The R.III was delivered to Döberitz for military service on 30 December 1915. Problems with the engines began almost immediately, and numerous modifications to the engines and their cooling systems were carried out in the field. Despite the modifications, engine problems were probably responsible when the R.III crashed in early 1916. New wings were fitted to the aircraft to replace those damaged in the crash, but further attempts to fly the R.III were again hampered by its engines, and the aircraft was returned to Siemens-Schuckert. In June, the firm requested permission from the Idflieg to replace the troublesome engines with Benz Bz.IV engines, but was told to place the R.III in storage instead.

Work on the R.III commenced again in October 1916, when a number of improvements based on field experience with the R.V and R.VI were incorporated into the aircraft. These included: reinforcement of the tail, engine and gearbox thermometers, lighting in the engine room, and covers for the radiators that could be extended in flight. The wing was extended both in span and in chord. By this time, the Idflieg had relaxed its specifications for the R-types ordered from Siemens-Schuckert, and with the Benz engines fitted, the R.III was able to meet the lowered standard. Siemens-Schuckert delivered the refurbished aircraft to Riesenflugzeugersatzabteilung (Rea — "giant aircraft support unit") on 12 December 1916 and it was accepted into service on 21 December. In its modified form, the aircraft was of no use on the front line, but was used for training instead, a role in which it was still serving in February 1918.

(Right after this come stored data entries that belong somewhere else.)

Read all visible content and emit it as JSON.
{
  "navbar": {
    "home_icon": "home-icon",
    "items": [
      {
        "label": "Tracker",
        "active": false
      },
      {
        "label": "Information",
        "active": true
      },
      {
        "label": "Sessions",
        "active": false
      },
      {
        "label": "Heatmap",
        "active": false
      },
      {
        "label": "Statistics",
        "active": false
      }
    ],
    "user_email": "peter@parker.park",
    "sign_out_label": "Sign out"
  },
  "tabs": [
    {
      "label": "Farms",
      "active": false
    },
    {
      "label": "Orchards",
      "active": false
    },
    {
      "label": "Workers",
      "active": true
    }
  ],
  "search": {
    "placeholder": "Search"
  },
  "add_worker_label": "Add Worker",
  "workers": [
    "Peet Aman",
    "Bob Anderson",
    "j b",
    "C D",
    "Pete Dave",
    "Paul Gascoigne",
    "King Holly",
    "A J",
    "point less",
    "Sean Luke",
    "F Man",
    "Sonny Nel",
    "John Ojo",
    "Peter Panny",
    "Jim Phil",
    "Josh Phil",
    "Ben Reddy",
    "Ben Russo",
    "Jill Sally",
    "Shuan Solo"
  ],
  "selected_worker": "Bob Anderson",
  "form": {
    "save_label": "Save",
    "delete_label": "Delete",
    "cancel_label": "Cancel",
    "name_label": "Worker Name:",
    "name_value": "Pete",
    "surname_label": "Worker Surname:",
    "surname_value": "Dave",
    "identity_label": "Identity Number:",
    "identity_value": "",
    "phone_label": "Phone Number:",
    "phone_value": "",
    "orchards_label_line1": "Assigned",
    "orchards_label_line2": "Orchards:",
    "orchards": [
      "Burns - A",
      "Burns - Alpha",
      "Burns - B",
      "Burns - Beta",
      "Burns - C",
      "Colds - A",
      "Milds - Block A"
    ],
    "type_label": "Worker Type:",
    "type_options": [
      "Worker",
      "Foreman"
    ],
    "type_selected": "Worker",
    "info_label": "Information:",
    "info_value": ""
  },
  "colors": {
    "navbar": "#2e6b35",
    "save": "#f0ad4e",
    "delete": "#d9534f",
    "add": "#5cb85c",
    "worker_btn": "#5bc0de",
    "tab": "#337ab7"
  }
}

The Siemens-Schuckert R.II to R.VII were ordered in the G (Grossflugzeug - large aircraft) series and given serial numbers G.32/15 to G.37/15 respectively. These serials were changed on 13 July 1915 to G.33/15 - G.38/15, for unknown reasons and again on 6 November 1915 to R.2/15 - R.7/15 in the R (Riesenflugzeug - giant aircraft) series, adopting the R.II to R.VII designations.